Namanya juga pembela. Mestinya ya membela agar jangan sampai orang yang dibelanya benar-benar dijatuhi hukuman mati. Juga partai asal, patutnya memang menolak hukuman mati bagi kadernya karena bisa memberi malu partainya.
Bagi rakyat seperti kita, mau dihukum mati atau seumur hidup ya boleh-boleh saja yang penting dihukum berat. Jangan sampai seperti banyak kasus dimana hukuman bagi koruptor kelas kalap hanya dijatuhi hukuman sekitar lima tahun dan denda sekian puluh juta.
Apalagi hukuman ringan itupun nanti mendapat remisi alias pemotongan masa hukuman. Akibatnya lahir anekdot bahwa jika di luar negeri, koruptor dipotong lehernya, disini dipotong masa hukuman.
Berat ringannya hukuman bagi koruptor itu menggambarkan serius tidaknya pertimbangan hakim terhadap nurani keadilan masyarakat. Timbangan keadilan itu menyatakan bahwa yang bersalah berat ya harus dihukum berat dan sebaliknya. Jadi jangan sampai yang kelas kakap dihukum ringan, sebaliknya nenek yang mengambil ranting kayu dihukum berat.

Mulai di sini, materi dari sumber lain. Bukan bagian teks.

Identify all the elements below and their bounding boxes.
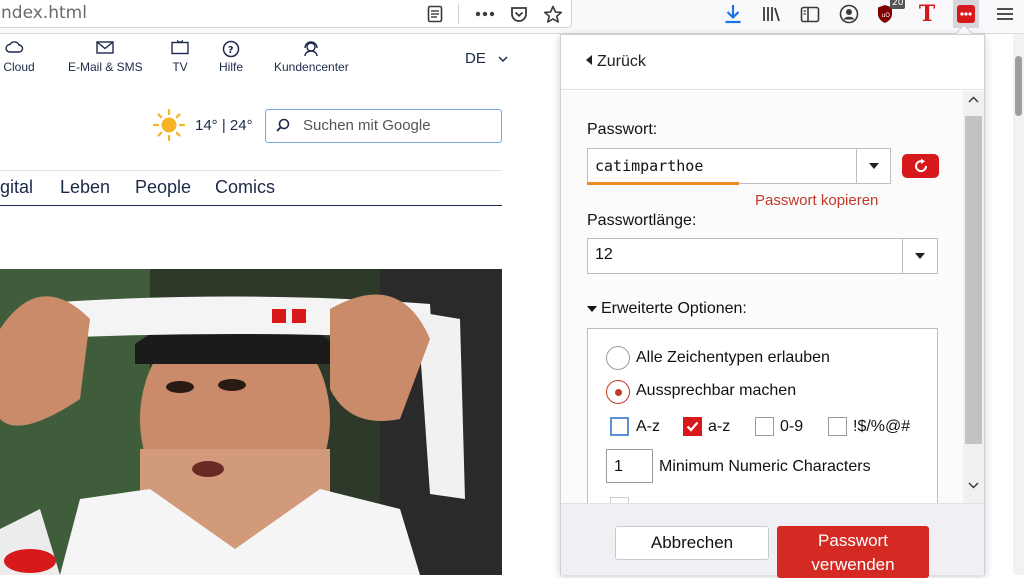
divider — [0, 170, 502, 171]
refresh-icon — [914, 158, 927, 173]
password-extension-button[interactable] — [953, 0, 979, 28]
download-icon[interactable] — [720, 2, 746, 26]
chevron-down-icon — [869, 163, 879, 169]
checkbox-lowercase[interactable] — [683, 417, 702, 436]
advanced-options-box: Alle Zeichentypen erlauben Aussprechbar … — [587, 328, 938, 503]
nav-label: Kundencenter — [274, 60, 349, 74]
advanced-options-title: Erweiterte Optionen: — [601, 300, 747, 317]
website-content: y Cloud E-Mail & SMS TV ? Hilfe Kundence… — [0, 34, 560, 575]
cloud-icon — [0, 40, 35, 60]
browser-toolbar: ndex.html uO 20 T — [0, 0, 1024, 34]
min-numeric-value: 1 — [614, 458, 623, 475]
length-select[interactable]: 12 — [587, 238, 938, 274]
menu-icon[interactable] — [992, 2, 1018, 26]
use-password-button[interactable]: Passwort verwenden — [777, 526, 929, 578]
radio-pronounceable[interactable] — [606, 380, 630, 404]
panel-footer: Abbrechen Passwort verwenden — [561, 503, 984, 578]
site-search-input[interactable]: Suchen mit Google — [265, 109, 502, 143]
password-strength-bar — [587, 182, 739, 185]
nav-label: TV — [172, 60, 188, 74]
nav-tv[interactable]: TV — [171, 40, 189, 74]
url-text: ndex.html — [1, 3, 87, 23]
radio-all-types-label: Alle Zeichentypen erlauben — [636, 349, 830, 366]
scroll-up-icon — [968, 96, 979, 103]
support-icon — [274, 40, 349, 60]
nav-cloud[interactable]: y Cloud — [0, 40, 35, 74]
pocket-icon[interactable] — [506, 2, 532, 26]
category-leben[interactable]: Leben — [60, 177, 110, 198]
password-label: Passwort: — [587, 121, 658, 138]
checkbox-digits-label: 0-9 — [780, 418, 804, 435]
regenerate-button[interactable] — [902, 154, 939, 178]
language-label: DE — [465, 50, 486, 67]
search-placeholder: Suchen mit Google — [303, 117, 431, 134]
nav-mail[interactable]: E-Mail & SMS — [68, 40, 143, 74]
tab-extension-icon[interactable]: T — [914, 1, 940, 27]
checkbox-lowercase-label: a-z — [708, 418, 731, 435]
checkbox-uppercase-label: A-z — [636, 418, 660, 435]
password-dropdown-button[interactable] — [856, 149, 891, 183]
length-value: 12 — [595, 246, 613, 263]
nav-label: Hilfe — [219, 60, 244, 74]
toolbar-separator — [458, 4, 459, 24]
panel-header: Zurück — [561, 35, 984, 90]
nav-label: E-Mail & SMS — [68, 60, 143, 74]
copy-password-link[interactable]: Passwort kopieren — [755, 192, 878, 209]
tv-icon — [171, 40, 189, 60]
password-extension-icon — [957, 5, 975, 23]
use-password-label-line2: verwenden — [811, 555, 895, 574]
length-label: Passwortlänge: — [587, 212, 697, 229]
panel-scroll-area: Passwort: catimparthoe Passwort kopieren… — [561, 91, 984, 503]
weather-temperature: 14° | 24° — [195, 117, 253, 134]
page-scrollbar-thumb[interactable] — [1015, 56, 1022, 116]
checkmark-icon — [686, 421, 699, 432]
search-icon — [276, 118, 290, 132]
use-password-label-line1: Passwort — [818, 531, 888, 550]
nav-help[interactable]: ? Hilfe — [219, 40, 243, 74]
ublock-icon[interactable]: uO 20 — [874, 0, 906, 26]
sun-icon — [152, 108, 186, 142]
library-icon[interactable] — [758, 2, 784, 26]
category-digital[interactable]: igital — [0, 177, 33, 198]
advanced-options-toggle[interactable]: Erweiterte Optionen: — [587, 300, 747, 318]
category-people[interactable]: People — [135, 177, 191, 198]
language-selector[interactable]: DE — [465, 50, 508, 67]
radio-pronounceable-label: Aussprechbar machen — [636, 382, 797, 399]
mail-icon — [68, 40, 143, 60]
back-arrow-icon — [586, 55, 592, 65]
checkbox-digits[interactable] — [755, 417, 774, 436]
ublock-badge: 20 — [890, 0, 906, 9]
back-label: Zurück — [597, 53, 646, 70]
checkbox-uppercase[interactable] — [610, 417, 629, 436]
sidebar-icon[interactable] — [797, 2, 823, 26]
category-comics[interactable]: Comics — [215, 177, 275, 198]
scroll-down-icon — [968, 482, 979, 489]
bookmark-star-icon[interactable] — [540, 2, 566, 26]
chevron-down-icon — [915, 253, 925, 259]
length-dropdown-button[interactable] — [902, 239, 937, 273]
nav-customer-center[interactable]: Kundencenter — [274, 40, 349, 74]
more-icon[interactable] — [472, 2, 498, 26]
caret-down-icon — [587, 306, 597, 312]
account-icon[interactable] — [836, 2, 862, 26]
category-underline — [0, 205, 502, 206]
password-value: catimparthoe — [595, 157, 704, 175]
svg-text:?: ? — [228, 45, 234, 56]
checkbox-symbols-label: !$/%@# — [853, 418, 911, 435]
reader-view-icon[interactable] — [422, 2, 448, 26]
article-photo[interactable] — [0, 269, 502, 575]
password-field[interactable]: catimparthoe — [587, 148, 891, 184]
cancel-button[interactable]: Abbrechen — [615, 526, 769, 560]
back-button[interactable]: Zurück — [585, 53, 646, 71]
panel-scrollbar-thumb[interactable] — [965, 116, 982, 444]
nav-label: y Cloud — [0, 60, 35, 74]
radio-all-types[interactable] — [606, 346, 630, 370]
min-numeric-input[interactable]: 1 — [606, 449, 653, 483]
min-numeric-label: Minimum Numeric Characters — [659, 458, 871, 475]
chevron-down-icon — [498, 56, 508, 63]
checkbox-symbols[interactable] — [828, 417, 847, 436]
password-generator-panel: Zurück Passwort: catimparthoe Passwort k… — [560, 34, 985, 578]
svg-text:uO: uO — [882, 12, 891, 19]
help-icon: ? — [219, 40, 243, 60]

Dalam negara kita, perlakuan yang adil bagi seluruh warga memang masih menjadi masalah besar dan jeleknya hal itu berkelindan dengan kemiskinan. Sudah miskin masih diperlakukan dengan tidak adil. Ini sungguh menyakitkan.
Andaikata kemiskinan kita ini dipertemukan dengan perlakuan yang adil dari negara, mungkin sakit hati kita masih bisa terobati. Atau meskipun ada perlakuan tidak adil tapi dibarengi dengan adanya kemakmuran, inipun mungkin masih bisa diterima oleh masyarakat. Tapi jika kemiskinan dikombinasikan dengan ketidakadilan, hal itu sungguh menyayat hati.
Koruptor kelas kakap tersebut seharusnya memang mendapat hukuman yang berat. Mereka jelas telah menyebabkan kerugian bagi negara dan masyarakat. Sekali lagi, bagi kita tidak menjadi persoalan apakah mereka akan dihukum mati atau seumur hidup. Yang penting dihukum berat.
Perlakuan yang adil harus dikedepankan. Ingatlah pemeo jaman dulu : Raja adil raja disembah, raja lalim raja disanggah. Pemeo itu masih berlaku sampai sekarang dan sampai kapanpun.
(Profesor DR Amir Santoso, Gurubesar FISIP UI; Rektor Universitas Jayabaya, Jakarta).